To be clear, in most cases, the fact that an author did not control their error rate would not automatically mean that their results were statistical flukes, but it would mean that we should consider their paper untrustworthy and reject it. However, in this particular case, there is another important factor to consider. Namely, all of the existing evidence that homeopathy doesn’t work. When you consider that evidence, and the low quality of the experimental design of this particular study, the most rational conclusion is that the results are wrong rather than simply untrustworthy.
Note: If you read the paper, you will see a reference to a Bonferroni test as well as P values, but they only used those within a test rather than across tests. In other words, the tests that they were using (ANOVA and Kruskal-Wallis) make comparisons among several groups (in this case the four treatment groups) and report a single P value that tells you whether or not at least one significant difference exists among those groups. Then, if you get a significant result, you make pairwise comparisons among all of your groups and get individual P values for each comparison. So they reported the P values and controlled the error rates for those individual comparisons within each ANOVA, but I am talking about the P values across ANOVAs, because you should never even do the individual comparisons unless the ANOVA itself is significant, and if you don’t control the error rate across ANOVAs (as they didn’t), a lot of your ANOVAs will be false positives. In other words, they did 29 ANOVAs/Kruskal-Wallis tests, each of which compared four groups, and they controlled the error rates for the post-hoc comparisons of the four groups, but not for the ANOVAs themselves.

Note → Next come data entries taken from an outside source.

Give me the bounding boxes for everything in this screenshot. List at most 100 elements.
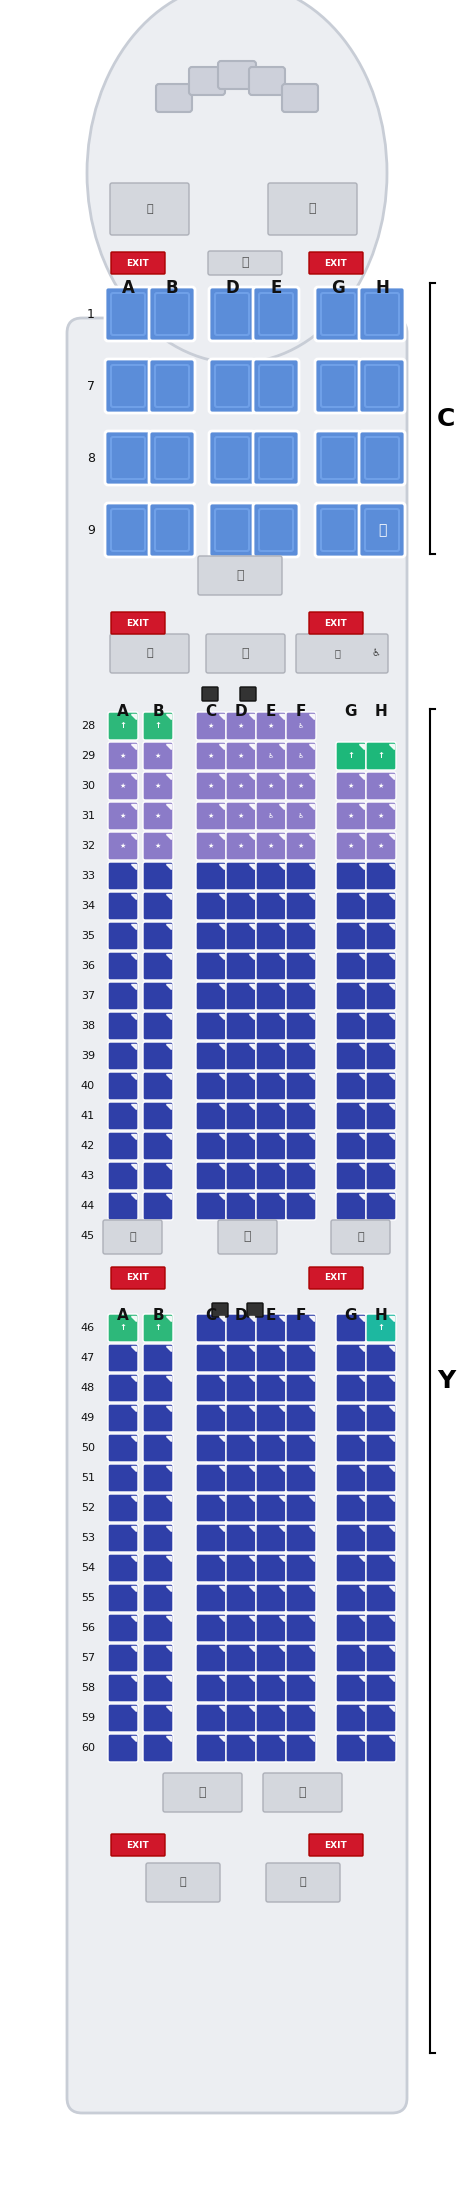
Polygon shape	[359, 1436, 364, 1441]
Text: 54: 54	[81, 1564, 95, 1572]
Text: 34: 34	[81, 901, 95, 910]
Polygon shape	[279, 833, 284, 840]
Polygon shape	[389, 864, 394, 868]
Text: ↑: ↑	[377, 752, 384, 761]
Polygon shape	[219, 1496, 224, 1500]
Polygon shape	[131, 1675, 136, 1682]
Polygon shape	[131, 1647, 136, 1651]
FancyBboxPatch shape	[336, 1583, 366, 1612]
FancyBboxPatch shape	[366, 1103, 396, 1129]
Polygon shape	[166, 1044, 171, 1048]
Polygon shape	[219, 1465, 224, 1472]
FancyBboxPatch shape	[286, 1314, 316, 1342]
FancyBboxPatch shape	[366, 1162, 396, 1191]
Polygon shape	[359, 1316, 364, 1320]
Text: ↑: ↑	[155, 1325, 162, 1333]
Text: ★: ★	[378, 814, 384, 818]
Text: ★: ★	[378, 842, 384, 849]
FancyBboxPatch shape	[209, 360, 255, 412]
Text: 37: 37	[81, 991, 95, 1000]
FancyBboxPatch shape	[149, 287, 195, 340]
Polygon shape	[279, 1316, 284, 1320]
FancyBboxPatch shape	[336, 862, 366, 890]
FancyBboxPatch shape	[226, 1583, 256, 1612]
Text: 28: 28	[81, 721, 95, 730]
Polygon shape	[131, 1436, 136, 1441]
Text: 56: 56	[81, 1623, 95, 1634]
FancyBboxPatch shape	[286, 1614, 316, 1643]
Polygon shape	[219, 833, 224, 840]
FancyBboxPatch shape	[286, 1735, 316, 1761]
Polygon shape	[131, 774, 136, 779]
FancyBboxPatch shape	[256, 713, 286, 739]
FancyBboxPatch shape	[108, 803, 138, 829]
Text: ★: ★	[238, 814, 244, 818]
Polygon shape	[389, 1103, 394, 1110]
FancyBboxPatch shape	[366, 803, 396, 829]
Text: ↑: ↑	[119, 721, 127, 730]
Polygon shape	[389, 1164, 394, 1169]
FancyBboxPatch shape	[196, 1735, 226, 1761]
Polygon shape	[249, 1375, 254, 1382]
Text: ★: ★	[208, 724, 214, 728]
Text: A: A	[117, 704, 129, 719]
FancyBboxPatch shape	[286, 1103, 316, 1129]
FancyBboxPatch shape	[196, 772, 226, 800]
Polygon shape	[219, 1647, 224, 1651]
Polygon shape	[166, 1375, 171, 1382]
FancyBboxPatch shape	[256, 1103, 286, 1129]
Polygon shape	[279, 895, 284, 899]
Polygon shape	[219, 1706, 224, 1711]
FancyBboxPatch shape	[331, 1219, 390, 1254]
FancyBboxPatch shape	[286, 1162, 316, 1191]
Polygon shape	[309, 774, 314, 779]
FancyBboxPatch shape	[321, 364, 355, 408]
FancyBboxPatch shape	[253, 432, 299, 485]
Text: ★: ★	[348, 783, 354, 789]
Polygon shape	[359, 1496, 364, 1500]
FancyBboxPatch shape	[226, 1614, 256, 1643]
Text: 52: 52	[81, 1502, 95, 1513]
Text: 🚻: 🚻	[146, 204, 153, 215]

In summary, this paper is riddled with problems and is little more than a steaming pile of crap. It had major conflicts of interest, was written by an author with a reputation for publishing shoddy, agenda-driven studies, it was published in a fringe journal, it made inadequate references to the relevant literature, the experimental design was sub-par and failed to incorporate blinding procedures, and (most importantly) it made an astounding 29 comparisons without bothering to control the error rate. This paper is a statistical fishing trip. The authors simply made so many comparisons that they eventually got a few that were significant just by chance. This is a common tactic that is frequently employed by pseudoscientists (and sometimes legitimate researchers as well) and you should learn to spot it.